Antifungal Activity, Synergism with Fluconazole or Amphotericin B and Potential Mechanism of Direct Current against Candida albicans Biofilms and Persisters

Abstract

Candida albicans, as a notorious fungal pathogen, is associated with high morbidity and mortality worldwide due to its ability to form biofilms and persisters that can withstand currently available antifungals. Direct current (DC) has demonstrated a promising antimicrobial effect and synergistic effect with antimicrobials against various infections. Here, we first found DC exerted a killing effect on C. albicans planktonic and biofilm cells. Moreover, DC showed a synergistic effect with fluconazole (FLC) and amphotericin B (AMB). Notably, near-to-complete eradication of AMB-tolerant C. albicans biofilm persisters was achieved upon DC treatment. Next, the mechanism of action of DC was explored through mapping the genes and proteomic profiles of DC-treated C. albicans. The multi-omics analysis, quantitative real-time PCR and assay of reactive oxygen species (ROS) demonstrated DC exerted an antifungal effect on C. albicans by increasing cellular oxidative stress.

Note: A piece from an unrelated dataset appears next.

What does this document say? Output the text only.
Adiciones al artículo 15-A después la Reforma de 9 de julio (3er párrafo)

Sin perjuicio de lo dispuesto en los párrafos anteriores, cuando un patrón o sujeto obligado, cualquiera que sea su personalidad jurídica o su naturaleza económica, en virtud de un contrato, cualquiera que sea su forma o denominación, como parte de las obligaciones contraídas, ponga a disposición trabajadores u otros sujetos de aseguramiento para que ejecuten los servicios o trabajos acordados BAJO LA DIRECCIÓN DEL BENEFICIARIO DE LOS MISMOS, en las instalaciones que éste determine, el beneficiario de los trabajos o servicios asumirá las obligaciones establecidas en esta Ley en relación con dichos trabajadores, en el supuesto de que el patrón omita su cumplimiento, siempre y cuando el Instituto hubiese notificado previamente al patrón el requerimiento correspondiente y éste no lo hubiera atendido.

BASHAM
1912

As revealed by multiple analyses (e.g., protein assay based on absorbance at 280 nm and rhodamine 6G assay), DC was able to enhance membrane permeability, inhibit drug efflux and increase cellular FLC/AMB concentration of C. albicans, thereby mediating its synergism with the antifungals. Furthermore, DC inhibited superoxide dismutase 2 (SOD2) expression and manganese-containing SOD (Mn SOD) activity, leading to ROS production and enhanced killing of C. albicans biofilm persisters. The current findings demonstrate that the adjunctive use of DC in combination with antifungals is a promising strategy for effective control of C. albicans infections and management of antifungal resistance/tolerance in Candida biofilms.